I have been grateful to witness this Collective emergence, both from the pandemic and reclaiming sacred feminine power/energy. There has been a re-wilding of our feminine energies, our sexual root energies that connect excitement and pleasure mixed with nurturance and creativity of mother. This excites me as i know I’m not alone in this calling to be more than a mom, to be a fully initiated woman.

For too long, the Divine Feminine and Mother archetypes have been hidden by their shadow parts. They have been deemed as less than, as secondary. This has led women to internalize shame about their worthiness and sovereignty. There has been a reckoning in becoming comfortable with the unknown, be wild and be with people who are okay with this.

As Sarah of Motherspirit reminds us “until a woman descends into herself..her own worth, purpose and voice, She will be seeking these treasures outside of herself for a lifetime, and no one will be served.She will remain a child begging for permission to trust herself, to feel her feelings, to take the healthy risks to bloom.”

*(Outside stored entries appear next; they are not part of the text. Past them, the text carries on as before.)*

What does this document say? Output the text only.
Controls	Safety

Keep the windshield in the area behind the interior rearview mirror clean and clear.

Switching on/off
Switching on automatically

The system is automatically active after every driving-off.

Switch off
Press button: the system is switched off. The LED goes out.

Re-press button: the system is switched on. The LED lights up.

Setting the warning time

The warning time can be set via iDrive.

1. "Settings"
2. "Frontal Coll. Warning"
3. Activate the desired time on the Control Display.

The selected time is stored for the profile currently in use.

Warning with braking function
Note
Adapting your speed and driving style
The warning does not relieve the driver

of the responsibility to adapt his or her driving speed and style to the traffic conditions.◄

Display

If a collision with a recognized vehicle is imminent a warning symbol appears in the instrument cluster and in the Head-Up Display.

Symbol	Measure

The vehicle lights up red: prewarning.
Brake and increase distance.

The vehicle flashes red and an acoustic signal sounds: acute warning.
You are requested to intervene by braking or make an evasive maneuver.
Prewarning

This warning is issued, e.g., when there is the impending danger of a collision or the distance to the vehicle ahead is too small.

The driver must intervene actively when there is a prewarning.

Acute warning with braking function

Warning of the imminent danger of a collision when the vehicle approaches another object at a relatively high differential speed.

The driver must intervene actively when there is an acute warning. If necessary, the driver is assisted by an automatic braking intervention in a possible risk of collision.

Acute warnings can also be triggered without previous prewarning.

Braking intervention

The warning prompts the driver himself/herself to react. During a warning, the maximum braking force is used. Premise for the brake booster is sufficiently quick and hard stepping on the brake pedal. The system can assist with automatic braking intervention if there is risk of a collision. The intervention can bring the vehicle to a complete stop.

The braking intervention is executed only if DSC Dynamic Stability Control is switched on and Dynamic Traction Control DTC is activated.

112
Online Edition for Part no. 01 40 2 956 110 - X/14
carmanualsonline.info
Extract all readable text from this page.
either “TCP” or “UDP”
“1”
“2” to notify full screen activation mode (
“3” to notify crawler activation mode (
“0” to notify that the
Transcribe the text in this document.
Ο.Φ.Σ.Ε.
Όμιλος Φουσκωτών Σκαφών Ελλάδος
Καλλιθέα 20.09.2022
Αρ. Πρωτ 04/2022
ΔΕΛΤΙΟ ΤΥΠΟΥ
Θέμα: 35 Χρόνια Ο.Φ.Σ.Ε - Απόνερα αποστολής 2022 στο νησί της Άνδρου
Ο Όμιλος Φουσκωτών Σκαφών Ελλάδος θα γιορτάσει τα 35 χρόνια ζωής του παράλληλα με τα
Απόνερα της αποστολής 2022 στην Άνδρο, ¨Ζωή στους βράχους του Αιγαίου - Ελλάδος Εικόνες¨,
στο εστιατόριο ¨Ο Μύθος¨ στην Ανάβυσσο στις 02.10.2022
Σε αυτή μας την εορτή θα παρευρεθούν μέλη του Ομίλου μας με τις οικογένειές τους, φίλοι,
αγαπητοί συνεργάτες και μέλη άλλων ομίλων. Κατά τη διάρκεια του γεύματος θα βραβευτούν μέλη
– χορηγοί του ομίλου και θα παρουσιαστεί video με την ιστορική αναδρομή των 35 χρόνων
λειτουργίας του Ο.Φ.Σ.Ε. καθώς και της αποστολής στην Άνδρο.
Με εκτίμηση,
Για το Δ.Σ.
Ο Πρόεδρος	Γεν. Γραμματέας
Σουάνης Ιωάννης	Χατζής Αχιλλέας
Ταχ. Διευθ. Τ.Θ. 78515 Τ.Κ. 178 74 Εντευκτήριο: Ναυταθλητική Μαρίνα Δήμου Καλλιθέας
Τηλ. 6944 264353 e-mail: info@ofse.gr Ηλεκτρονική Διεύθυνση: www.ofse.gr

Recognizing those archetypes in us helps us know ourselves more fully and that can lead us to being more intimate with ourselves and authentic. Having stories like these help us see the larger story of humanity and not just our own personal experience. It allows space to play with this new capacity of being a person who creates life (or art, or gardens) as well as the one who gives it vitality and energy to thrive. This is that fine balance shedding skin that no longer fits and coming out as a more full version of you.